The staff of the Division of Corporation Finance at the Securities and Exchange Commission (SEC) released new guidance on December 19, 2019, about disclosure obligations concerning companies' intellectual property and technology risks originating from international operations. The guidance highlights the evolving nature of this growing risk category and provides suggestions to companies for assessing and disclosing intellectual property and technology risks associated with international operations.
The guidance builds on the SEC staff's recent efforts to assist companies with the assessment and disclosure of new and evolving risk areas such as cybersecurity and LIBOR discontinuation.

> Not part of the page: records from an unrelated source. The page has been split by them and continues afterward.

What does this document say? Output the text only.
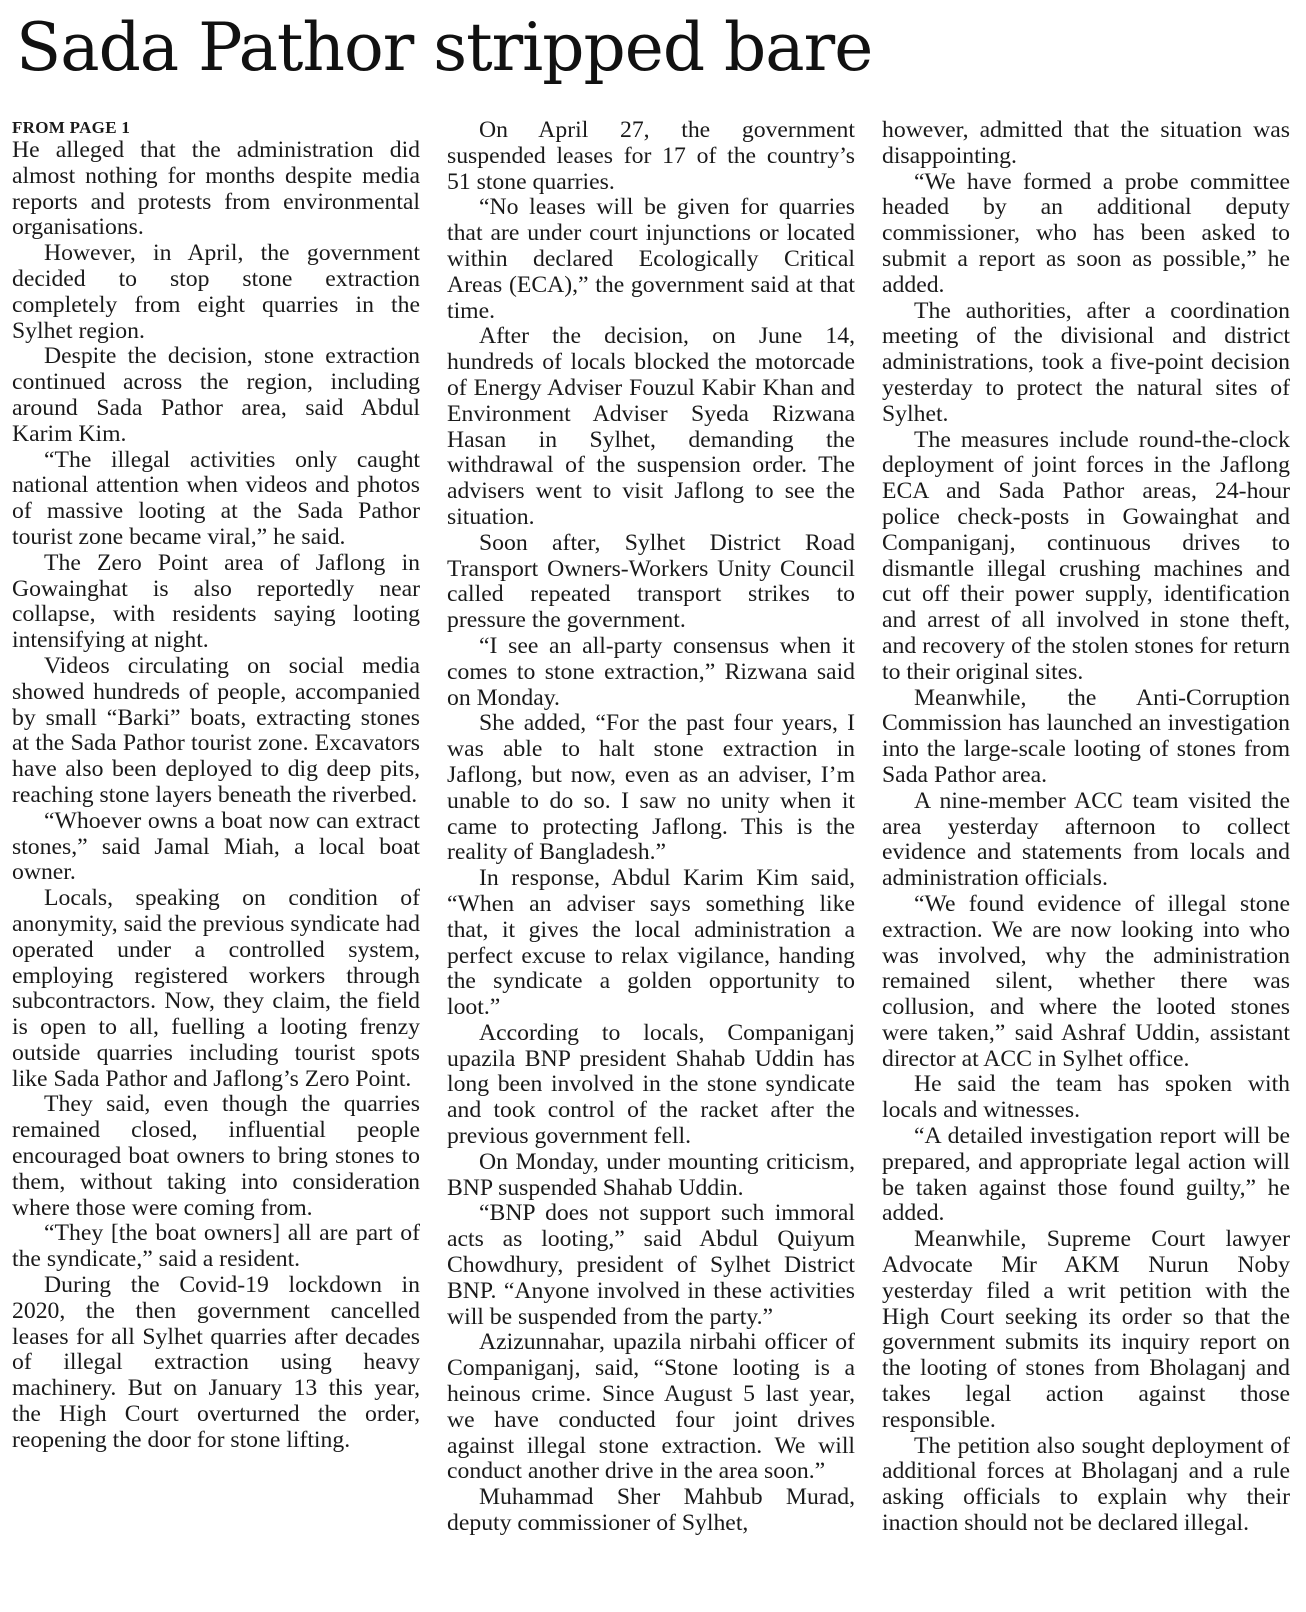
Sada Pathor stripped bare
FROM PAGE 1

He alleged that the administration did almost nothing for months despite media reports and protests from environmental organisations.

However, in April, the government decided to stop stone extraction completely from eight quarries in the Sylhet region.

Despite the decision, stone extraction continued across the region, including around Sada Pathor area, said Abdul Karim Kim.

“The illegal activities only caught national attention when videos and photos of massive looting at the Sada Pathor tourist zone became viral,” he said.

The Zero Point area of Jaflong in Gowainghat is also reportedly near collapse, with residents saying looting intensifying at night.

Videos circulating on social media showed hundreds of people, accompanied by small “Barki” boats, extracting stones at the Sada Pathor tourist zone. Excavators have also been deployed to dig deep pits, reaching stone layers beneath the riverbed.

“Whoever owns a boat now can extract stones,” said Jamal Miah, a local boat owner.

Locals, speaking on condition of anonymity, said the previous syndicate had operated under a controlled system, employing registered workers through subcontractors. Now, they claim, the field is open to all, fuelling a looting frenzy outside quarries including tourist spots like Sada Pathor and Jaflong’s Zero Point.

They said, even though the quarries remained closed, influential people encouraged boat owners to bring stones to them, without taking into consideration where those were coming from.

“They [the boat owners] all are part of the syndicate,” said a resident.

During the Covid-19 lockdown in 2020, the then government cancelled leases for all Sylhet quarries after decades of illegal extraction using heavy machinery. But on January 13 this year, the High Court overturned the order, reopening the door for stone lifting.

On April 27, the government suspended leases for 17 of the country’s 51 stone quarries.

“No leases will be given for quarries that are under court injunctions or located within declared Ecologically Critical Areas (ECA),” the government said at that time.

After the decision, on June 14, hundreds of locals blocked the motorcade of Energy Adviser Fouzul Kabir Khan and Environment Adviser Syeda Rizwana Hasan in Sylhet, demanding the withdrawal of the suspension order. The advisers went to visit Jaflong to see the situation.

Soon after, Sylhet District Road Transport Owners-Workers Unity Council called repeated transport strikes to pressure the government.

“I see an all-party consensus when it comes to stone extraction,” Rizwana said on Monday.

She added, “For the past four years, I was able to halt stone extraction in Jaflong, but now, even as an adviser, I’m unable to do so. I saw no unity when it came to protecting Jaflong. This is the reality of Bangladesh.”

In response, Abdul Karim Kim said, “When an adviser says something like that, it gives the local administration a perfect excuse to relax vigilance, handing the syndicate a golden opportunity to loot.”

According to locals, Companiganj upazila BNP president Shahab Uddin has long been involved in the stone syndicate and took control of the racket after the previous government fell.

On Monday, under mounting criticism, BNP suspended Shahab Uddin.

“BNP does not support such immoral acts as looting,” said Abdul Quiyum Chowdhury, president of Sylhet District BNP. “Anyone involved in these activities will be suspended from the party.”

Azizunnahar, upazila nirbahi officer of Companiganj, said, “Stone looting is a heinous crime. Since August 5 last year, we have conducted four joint drives against illegal stone extraction. We will conduct another drive in the area soon.”

Muhammad Sher Mahbub Murad, deputy commissioner of Sylhet,

however, admitted that the situation was disappointing.

“We have formed a probe committee headed by an additional deputy commissioner, who has been asked to submit a report as soon as possible,” he added.

The authorities, after a coordination meeting of the divisional and district administrations, took a five-point decision yesterday to protect the natural sites of Sylhet.

The measures include round-the-clock deployment of joint forces in the Jaflong ECA and Sada Pathor areas, 24-hour police check-posts in Gowainghat and Companiganj, continuous drives to dismantle illegal crushing machines and cut off their power supply, identification and arrest of all involved in stone theft, and recovery of the stolen stones for return to their original sites.

Meanwhile, the Anti-Corruption Commission has launched an investigation into the large-scale looting of stones from Sada Pathor area.

A nine-member ACC team visited the area yesterday afternoon to collect evidence and statements from locals and administration officials.

“We found evidence of illegal stone extraction. We are now looking into who was involved, why the administration remained silent, whether there was collusion, and where the looted stones were taken,” said Ashraf Uddin, assistant director at ACC in Sylhet office.

He said the team has spoken with locals and witnesses.

“A detailed investigation report will be prepared, and appropriate legal action will be taken against those found guilty,” he added.

Meanwhile, Supreme Court lawyer Advocate Mir AKM Nurun Noby yesterday filed a writ petition with the High Court seeking its order so that the government submits its inquiry report on the looting of stones from Bholaganj and takes legal action against those responsible.

The petition also sought deployment of additional forces at Bholaganj and a rule asking officials to explain why their inaction should not be declared illegal.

The foundation of the principles-based disclosure system is the "timely, robust, and complete disclosure of material information, where reporting companies provide a comprehensive picture of the material risks they face, allowing investors to make informed investment and voting decisions." No line-item requirement exists under the federal securities laws, but the SEC staff has already clarified in previous SEC guidance that disclosure requirements apply to a broad range of evolving business risks. For example, the SEC staff highlighted in its February 2018 cybersecurity risk publication that the general disclosure obligations apply to cybersecurity risks when material, even though the federal securities laws do not require companies to disclose cybersecurity risks as a line item.
Intellectual Property and Technology Risks Associated with International Business Operations
The shift toward intangible assets (as opposed to brick-and-mortar assets) and the increase in reliance on technology expose more companies to the risk of intellectual property, proprietary technology and data theft. Because many jurisdictions outside the United States do not have comparable levels of intellectual property protection, companies conducting business in foreign jurisdictions face an even greater level of risk than those conducting business domestically in the US. This is especially true for companies that maintain intellectual property abroad or license technology to joint ventures with foreign partners. Depending on the foreign jurisdiction, companies may even have to compromise protections of their intellectual property, technology or data in order to transact business in the jurisdiction or have access to the market.
The SEC staff's guidance provides examples of agreements and requirements that limit a company's ability or rights to protect its intellectual property, proprietary technology or data, including:
- patent license agreements pursuant to which a foreign licensee retains rights to improvements on the relevant technology, including the ability to sever such improvements and receive a separate patent, and the right to continued use of technology or intellectual property after the patent or license term of use expires;
- foreign ownership restrictions, such as joint venture requirements and foreign investment restrictions that potentially compromise control over a company's technology and proprietary information;
- the use of unusual or idiosyncratic terms favoring foreign persons, including those associated with a foreign government, in technology license agreements, such as access and license provisions, as direct or indirect conditions to conducting business in the foreign jurisdiction; and
- regulatory requirements that restrict the ability of companies to conduct business unless they agree to store data locally, use local services or technology in connection with their international operations or comply with local licensing or administrative approvals that involve the sharing of intellectual property.
Assessing and Disclosing Risk
The SEC staff's guidance notes that when assessing and disclosing risk, companies should examine the impact on their financial condition, results of operations, effect on reputation, stock price and long-term value. Companies should also consider whether risks are material to voting decisions and, if so, companies should disclose these risks. Further, if a company's intellectual property or proprietary technology has already been materially compromised, mere disclosure of potentials risks is insufficient. Instead, the company should specifically describe the applicable event and the related adverse consequences. This evaluation should occur on an ongoing basis.
The SEC staff's guidance proposes several questions companies should consider in relation to their disclosure obligations. Companies should review these questions found in the original guidance. Based on the new guidance, companies with material business operations abroad should pay special attention to their intellectual property, technology and data risks. We expect more companies to disclose risks arising out of their international business operations in upcoming annual and quarterly reports.